To add to my minority mix, my parents then decided, “What a great idea! Let’s send her to Catholic school” — where my sister and I were the only non-white, non-Catholic students in the entire school. At the Infant Jesus of Prague School in Flossmoor, Illinois — yes, that’s really what it was called — we were taught to believe that there is a single Supreme Being who is responsible for everything, the whole shebang, from the creation of the Universe to moral shepherding to eternal life.
But at home, I was being taught something entirely different. Followers of the Jain religion don’t believe in a single Supreme Being or even a team of Supreme Beings. Instead, we’re taught that God manifests as the perfection of each of us as individuals, and that we’re actually spending our entire lives striving to remove the bad karmas that stand in the way of us becoming our own godlike, perfect selves.

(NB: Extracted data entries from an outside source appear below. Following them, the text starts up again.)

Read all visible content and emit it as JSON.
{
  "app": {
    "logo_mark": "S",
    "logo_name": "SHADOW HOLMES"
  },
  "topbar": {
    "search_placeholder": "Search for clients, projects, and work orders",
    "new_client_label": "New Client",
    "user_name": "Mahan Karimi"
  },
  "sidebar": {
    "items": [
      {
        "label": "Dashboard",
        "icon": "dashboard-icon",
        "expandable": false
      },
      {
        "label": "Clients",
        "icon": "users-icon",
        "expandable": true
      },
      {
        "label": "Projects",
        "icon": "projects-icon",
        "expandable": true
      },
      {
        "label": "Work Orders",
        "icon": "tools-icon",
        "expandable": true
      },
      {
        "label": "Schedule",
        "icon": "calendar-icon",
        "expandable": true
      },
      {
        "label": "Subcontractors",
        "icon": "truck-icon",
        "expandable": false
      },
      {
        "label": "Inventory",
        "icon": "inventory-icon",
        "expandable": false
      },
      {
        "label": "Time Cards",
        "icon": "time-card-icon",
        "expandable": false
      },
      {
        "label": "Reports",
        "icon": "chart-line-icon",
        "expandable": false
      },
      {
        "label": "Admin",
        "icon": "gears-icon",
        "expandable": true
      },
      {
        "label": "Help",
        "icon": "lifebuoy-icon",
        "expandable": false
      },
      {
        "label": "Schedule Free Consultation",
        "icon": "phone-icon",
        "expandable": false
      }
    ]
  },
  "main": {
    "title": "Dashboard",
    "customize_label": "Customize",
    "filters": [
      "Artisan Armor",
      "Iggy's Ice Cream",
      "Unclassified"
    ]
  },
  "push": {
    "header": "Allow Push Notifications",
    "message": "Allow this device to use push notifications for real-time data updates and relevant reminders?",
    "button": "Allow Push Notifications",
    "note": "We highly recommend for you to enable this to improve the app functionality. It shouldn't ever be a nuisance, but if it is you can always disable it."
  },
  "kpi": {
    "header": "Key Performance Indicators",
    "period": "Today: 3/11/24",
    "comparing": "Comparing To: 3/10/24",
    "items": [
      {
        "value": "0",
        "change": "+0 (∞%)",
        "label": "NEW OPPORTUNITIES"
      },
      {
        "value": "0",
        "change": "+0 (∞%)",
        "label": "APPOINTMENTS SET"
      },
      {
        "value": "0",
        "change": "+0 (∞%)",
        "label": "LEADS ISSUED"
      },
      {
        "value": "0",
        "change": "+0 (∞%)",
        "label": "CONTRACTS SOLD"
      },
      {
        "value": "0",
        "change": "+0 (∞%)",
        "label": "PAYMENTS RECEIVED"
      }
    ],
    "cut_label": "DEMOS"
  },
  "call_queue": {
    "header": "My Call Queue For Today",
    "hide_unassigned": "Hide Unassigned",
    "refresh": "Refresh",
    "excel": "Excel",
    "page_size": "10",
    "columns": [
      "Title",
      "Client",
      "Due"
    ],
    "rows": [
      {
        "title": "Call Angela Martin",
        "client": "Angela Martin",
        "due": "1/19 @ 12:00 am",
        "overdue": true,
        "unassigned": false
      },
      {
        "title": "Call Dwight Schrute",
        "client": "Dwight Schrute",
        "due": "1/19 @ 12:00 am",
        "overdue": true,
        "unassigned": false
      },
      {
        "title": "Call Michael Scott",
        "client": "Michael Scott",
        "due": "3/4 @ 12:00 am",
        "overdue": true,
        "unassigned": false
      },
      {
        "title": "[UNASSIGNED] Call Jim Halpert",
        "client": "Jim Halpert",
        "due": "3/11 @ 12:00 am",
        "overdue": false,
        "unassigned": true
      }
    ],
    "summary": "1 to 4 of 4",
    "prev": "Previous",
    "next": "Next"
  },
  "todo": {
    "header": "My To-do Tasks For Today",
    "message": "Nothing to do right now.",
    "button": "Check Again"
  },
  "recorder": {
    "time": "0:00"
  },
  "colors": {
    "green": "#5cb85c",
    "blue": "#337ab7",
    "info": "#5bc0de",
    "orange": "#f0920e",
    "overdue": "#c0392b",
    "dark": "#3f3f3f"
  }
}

On top of that, one of the core principles of Jainism is something called “non-absolutism.” Non-absolutists believe that no single person can hold ownership or knowledge of absolute truth, even when it comes to religious beliefs.
Good luck testing that concept out on the priests and nuns in your Catholic school. No wonder I was confused and hyperaware of how different I was from my peers. Cut to 20-something years later, and I found myself to be a highly spiritual person, but I was floundering. I was spiritually homeless. I came to learn that I was a “None,” which isn’t an acronym or a clever play on words, nor is it one of these.
It’s simply the painfully uninspired name given to everyone who checks off the box “none” when Pew Research asks them about their religious affiliation. Now, a couple of interesting things about Nones are: there are a lot of us, and we skew young In 2014, there were over 56 million religiously unaffiliated Nones in the United States. And Nones account for over one-third of adults between the ages of 18 to 33. But the most interesting thing to me about Nones is that we’re often spiritual.
In fact, 68 percent of us believe, with some degree of certainty, that there is a God. We’re just not sure who it is. So the first takeaway for me when I realized I was a None and had found that information out was that I wasn’t alone. I was finally part of a group in America that had a lot of members, which felt really reassuring.
But then the second, not-so-reassuring takeaway was that, oh, man, there are a lot of us. That can’t be good, because if a lot of highly spiritual people are currently godless, maybe finding God is not going to be as easy as I had originally hoped. So that is when I decided that on my spiritual journey, I was going to avoid the obvious places and skip the big-box religions altogether and instead venture out into the spiritual fringe of mediums and faith healers and godmen.